Neurogenic differentiation 2 promotes inflammatory activation of macrophages in doxorubicin-induced myocarditis via regulating protein kinase D.

Abstract

Background: Although it has been established that protein kinase D (PKD) plays a crucial role in various diseases, its precise role in myocarditis remains elusive.

Methods: To investigate PKD's involvement in myocarditis, we established a mouse model of myocarditis using doxorubicin (DOX) to assess cardiac function, observe pathological changes, and quantify inflammatory cytokine levels in heart tissues. Additionally, macrophages were isolated from heart tissues of both control and DOX-treated groups to assess PKD expression and inflammatory cytokines in these macrophages. We explored the molecular mechanism of Neurogenic Differentiation 2 (NeuroD2) in myocarditis by utilizing NeuroD2 overexpression plasmids and NeuroD2 small interfering RNA (siRNA). Furthermore, we conducted dual-luciferase reporter and chromatin immunoprecipitation (ChIP) assays to investigate the interaction between NeuroD2 and PKD.

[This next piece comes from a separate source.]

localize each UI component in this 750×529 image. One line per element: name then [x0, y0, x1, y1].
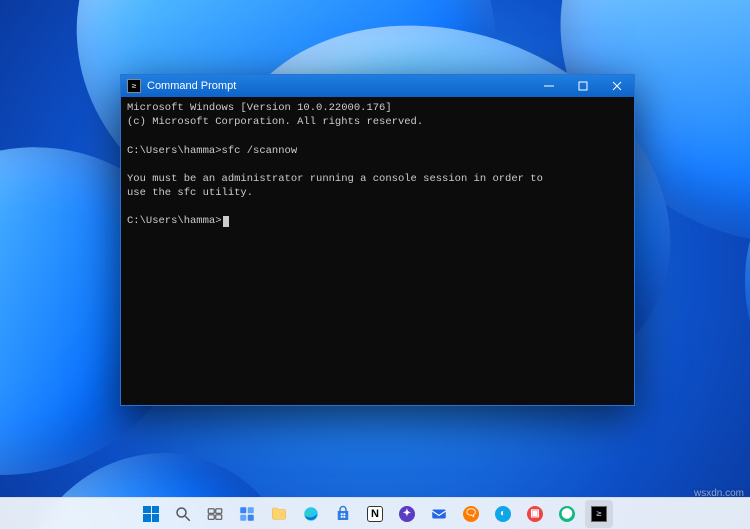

Results: We observed significant upregulation of PKD in macrophages and heart tissues induced by DOX. The administration of a PKD inhibitor reduced inflammatory cytokine levels, improved cardiac function, and mitigated pathological changes in myocarditis-afflicted mice. Mechanistically, we found upregulated expression of NeuroD2 in both macrophages and heart tissues exposed to DOX. NeuroD2 could directly target PKD, enhancing the NLRP3/NF-κB signaling pathway and exacerbating macrophage inflammation.

Conclusions: Our study demonstrates that NeuroD2 can directly bind to the PKD promoter, potentially promoting inflammatory activation of macrophages in DOX-induced myocarditis via the NLRP3/NF-κB pathway. This suggests that the NeuroD2/PKD axis may hold promise as a potential therapeutic approach for treating DOX-induced myocarditis.